Each February I attend the World Ag Expo in Tulare, California. Located halfway between Fresno and Bakersfield, California, is the heartbeat and breadbasket of agriculture of the west. I stood in line for 45 minutes to enter this massive event with over 1,400 exhibitors and 100,000 in attendance. Within these fences there were displays of cutting-edge innovative technologies related to production agriculture, animal science and all aspects in between. There was an energy within this crowd of optimism as the economy was strong and the future was bright. This representation of the backbone of America was ambitious but kind, as greetings were met by looking one in the eye and statements like, “you go first, thank you, excuse me, after you, yes m’am and no sir” permeated the air. I was reminded of a refreshing kindness I was seeing lived out in this snapshot of America. I think it is best summed up in a principle we tried to instill in our kids of this simple phrase, “Consider the preciousness of others.”
Global pandemic, Coronavirus, projected infection and death rates, social distancing, 14-day isolation period are now the headlines of every newspaper and news show. It’s been a mere 45 days since I walked the streets of the World Ag Expo. During my trip to California I met with a client and we discussed a 30 percent earning year in the market, expansion, projections and newfound opportunities. I had another client discussing the liquidation of a ranch going to the market as a 10–14 percent return was easily achieved with relative safety. “Oh, how quickly things can change.”
Mark Dotzour, retired economist from Texas A&M is a man I trust. Over the years I have attended the National Land Conference with the purpose of hearing his analysis of the state of the economy. Recently, I attended a phone conference with Dr. Dotzour to understand the impact of the coronavirus on the economy and my focus—the ranch industry. My summary: lightning has struck twice with the oil war between OPEC and Russia driving oil prices to a low $20 per barrel and a “Black Swan” event. A Black Swan event has a very low probability of happening, it is unforeseen but has dramatic economic effects. The Coronavirus is a Black Swan; it will have enormous economic effects and the extent of its impact is still yet to be seen. Because of our close ties to China, this pandemic has resulted not only in supply shock as goods cannot be shipped, but demand shock to the U.S. economy shut down as a result of the quarantine. I also listened to a podcast with Jim Rickards, bestselling author, attorney and global speculator. His view of this market is dramatic as well. He believes its impact globally could surpass 2008 and reflect the year of 1929. Bottom line, we’re in a serious economic situation. If you’re over leveraged, clean up debt. Hard assets, such as land, quickly become the safest place to have money. These great economic minds are seeking clarity as this situation is unprecedented, complex and troublesome.
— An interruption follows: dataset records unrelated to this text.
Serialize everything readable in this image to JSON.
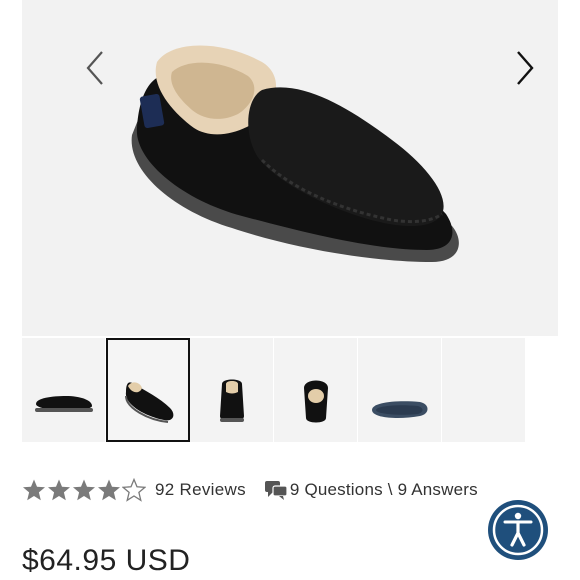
{
  "product": {
    "image_alt": "Black suede moccasin slipper with sheepskin lining",
    "thumbnails": [
      {
        "view": "side",
        "selected": false
      },
      {
        "view": "angled",
        "selected": true
      },
      {
        "view": "back",
        "selected": false
      },
      {
        "view": "front",
        "selected": false
      },
      {
        "view": "sole",
        "selected": false
      },
      {
        "view": "empty",
        "selected": false
      }
    ]
  },
  "rating": {
    "value": 4,
    "max": 5,
    "reviews_label": "92 Reviews"
  },
  "qa": {
    "label": "9 Questions \\ 9 Answers"
  },
  "price": {
    "label": "$64.95 USD"
  },
  "icons": {
    "prev": "chevron-left-icon",
    "next": "chevron-right-icon",
    "star": "star-icon",
    "qa": "chat-bubbles-icon",
    "accessibility": "accessibility-icon"
  },
  "colors": {
    "star_filled": "#7a7a7a",
    "accessibility_ring": "#1f4f7c",
    "thumb_selected_border": "#111111"
  }
}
So, what do we do? I loved Jim Rickards’ advice, “Be a good neighbor” or in my words, “Consider the preciousness of others.” When the physical is unknown, many of us turn to philosophical answers; I turn to the only source I truly trust. In summary, Matthew 22:35–40 says, “Love God and love your neighbor.” Folks, this is all we got. As uncertainty abounds, there is fear in the air, and we’re not only concerned for ourselves, but, deeply concerned for the health and financial wellbeing of anyone close to us. The only peace I find is knowing the creator of the universe is bigger than Covid-19. He loves you, and you can find a great promise in Psalm 91. Rest in this peace, care for your neighbors, there is hope, and we will come out stronger than ever before.